Il établit un record d'altitude en 1908. En juillet 1911, il remporte le Grand Prix de l'Aéro-Club de France, en prenant seul le départ du circuit d'Anjou, prouvant qu'on pouvait voler malgré de mauvaises conditions climatiques. En mai 1913, il reçoit le Prix de l'Académie des Sports.
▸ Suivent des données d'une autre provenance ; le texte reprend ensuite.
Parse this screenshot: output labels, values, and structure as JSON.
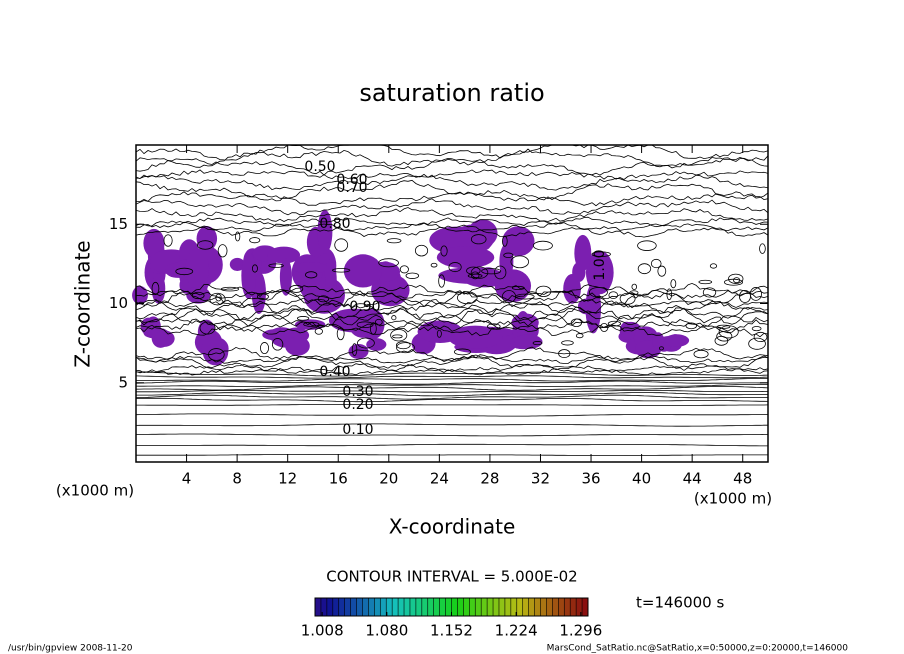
{
  "chart_data": {
    "type": "contour",
    "title": "saturation ratio",
    "x_label": "X-coordinate",
    "y_label": "Z-coordinate",
    "x_unit": "(x1000 m)",
    "y_unit": "(x1000 m)",
    "xlim": [
      0,
      50
    ],
    "ylim": [
      0,
      20
    ],
    "xticks": [
      4,
      8,
      12,
      16,
      20,
      24,
      28,
      32,
      36,
      40,
      44,
      48
    ],
    "yticks": [
      5,
      10,
      15
    ],
    "contour_labels": [
      "0.50",
      "0.60",
      "0.70",
      "0.80",
      "0.90",
      "1.00",
      "0.40",
      "0.30",
      "0.20",
      "0.10"
    ],
    "contour_interval": "CONTOUR INTERVAL = 5.000E-02",
    "time_label": "t=146000 s",
    "fill_color": "#7b1fb0",
    "colorbar": {
      "clim": [
        1.0,
        1.304
      ],
      "ticks": [
        1.008,
        {
          "value": 1.08,
          "label": "1.080"
        },
        1.152,
        1.224,
        1.296
      ]
    },
    "footer_left": "/usr/bin/gpview  2008-11-20",
    "footer_right": "MarsCond_SatRatio.nc@SatRatio,x=0:50000,z=0:20000,t=146000"
  }
}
Le 23 septembre 1913, il réussit la première traversée de la Méditerranée, de Saint-Raphaël à Bizerte en Tunisie, 730 km en 7 heures et 53 minutes.
- Un grand patriote
Engagé volontaire dès août 1914, il met au point un système de tir à la mitrailleuse à travers l'hélice. Il est fait prisonnier par les Allemands en avril 1915 et parvient à s'évader en février 1918. Il reçoit les insignes d'officier de la Légion d'honneur et refuse le poste de conseiller technique proposé par Georges Clémenceau, Ministre de la Guerre. Il réintègre en août 1918 l'escadrille des cigognes de Georges Guynemer. Il meurt en combat aérien le 5 octobre 1918 à Saint-Morel dans les Ardennes.
- Un hommage à la gloire et à l'honneur de Roland Garros
Après la victoire des Mousquetaires en coupe Davis, Emile Lesieur (H.1908), président du Stade Français, exige que l'on donne le nom de son ami au stade de tennis parisien qu'il fallait construire pour accueillir les épreuves de la coupe Davis en 1928.